Ein frei gestaltetes Intermezzo von 10 Takten sorgt nun dadurch für neu belebte Aufmerksamkeit, daß es den in Takt 70 schon einmal gestreiften Einfall, Kontrapunkte als wohlklingende Terzenketten zu installieren, steigernd aufgreift: gleich zwei Terzenketten werden nun in klangvoller Gegenbewegung zueinander geführt. Sie münden in Takt 125 in so demonstrativer Weise in die Dominante ein, daß die Stelle wie eine Doppelpunktzäsur vor dem nun einsetzenden Schlußteil wirkt.

Dessen Beginn markiert eine zweistimmige Engführung zwischen Baß und Tenor in der Abfolge Comes – Dux (von der ab übrigens das Orgelpedal den Baß wirkungsvoll übernehmen könnte). Noch einmal lockert sich die massiv gewordene Vierstimmigkeit auf, die Diktion der Kontrapunkte wird ekstatischer, gestikuliert in großen Intervallen. Neue Intensivierung bewirken die letzten drei Themeneinsätze, zunächst im Baß (139), dann in paariger Abfolge im Alt und Tenor (Dux – Comes). Lebhafte Achtelbewegung im Baß (wie sie schon einmal in Takt 66f. anklang) leitet in die pompöse, sich zu sechs Stimmen auffächernde Schlußkadenz.
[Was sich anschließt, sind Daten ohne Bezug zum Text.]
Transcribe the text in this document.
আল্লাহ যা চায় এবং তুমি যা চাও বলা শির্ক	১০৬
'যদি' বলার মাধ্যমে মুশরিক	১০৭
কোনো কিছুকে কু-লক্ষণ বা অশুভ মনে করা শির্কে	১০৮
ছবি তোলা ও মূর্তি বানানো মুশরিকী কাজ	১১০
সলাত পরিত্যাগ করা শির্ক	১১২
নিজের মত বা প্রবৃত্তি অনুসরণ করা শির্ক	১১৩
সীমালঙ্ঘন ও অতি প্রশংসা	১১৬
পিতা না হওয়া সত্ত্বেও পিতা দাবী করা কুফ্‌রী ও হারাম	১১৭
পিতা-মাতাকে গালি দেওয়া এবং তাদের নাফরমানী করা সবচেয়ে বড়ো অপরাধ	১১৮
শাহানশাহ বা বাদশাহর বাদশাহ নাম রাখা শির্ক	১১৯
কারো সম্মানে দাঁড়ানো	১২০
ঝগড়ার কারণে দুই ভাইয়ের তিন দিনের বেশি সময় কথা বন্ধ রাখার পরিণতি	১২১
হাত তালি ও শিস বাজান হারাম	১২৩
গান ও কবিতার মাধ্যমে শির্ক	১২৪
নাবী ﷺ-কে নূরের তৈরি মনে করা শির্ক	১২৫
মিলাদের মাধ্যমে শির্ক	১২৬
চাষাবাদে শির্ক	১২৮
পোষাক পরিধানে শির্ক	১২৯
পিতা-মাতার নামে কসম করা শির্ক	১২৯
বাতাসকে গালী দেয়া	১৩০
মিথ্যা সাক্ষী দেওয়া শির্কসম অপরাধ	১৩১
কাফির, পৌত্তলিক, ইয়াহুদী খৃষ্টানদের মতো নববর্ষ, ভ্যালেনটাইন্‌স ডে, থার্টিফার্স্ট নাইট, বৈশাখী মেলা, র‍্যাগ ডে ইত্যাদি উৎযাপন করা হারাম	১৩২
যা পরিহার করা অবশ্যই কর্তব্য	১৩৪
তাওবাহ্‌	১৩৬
Alles in allem ein ebenso überlegt wie souverän-locker gestaltetes Stück Musik, bei dem Bachs Autorschaft anzunehmen wirklich das Nächstliegende ist. Die entlegene Tonart Fis-Dur ließe sich damit erklären, daß die Fuge im Zusammenhang mit den Arbeiten am Wohltemperierten Klavier entstanden ist, aber – wie andere auch – letztlich zugunsten gelungenerer oder passenderer Stücke nicht in dessen Corpus aufgenommen wurde (Verschwiegen sei aber nicht, daß es gerade ein Charakteristikum von Joh. Ludwig Krebs ist, in entlegenen Tonarten zu komponieren, was eine Zuweisung des Stücks an ihn wieder in den Bereich des Denkbaren rückt  vielleicht eine von Bach beaufsichtigte Studienarbeit?).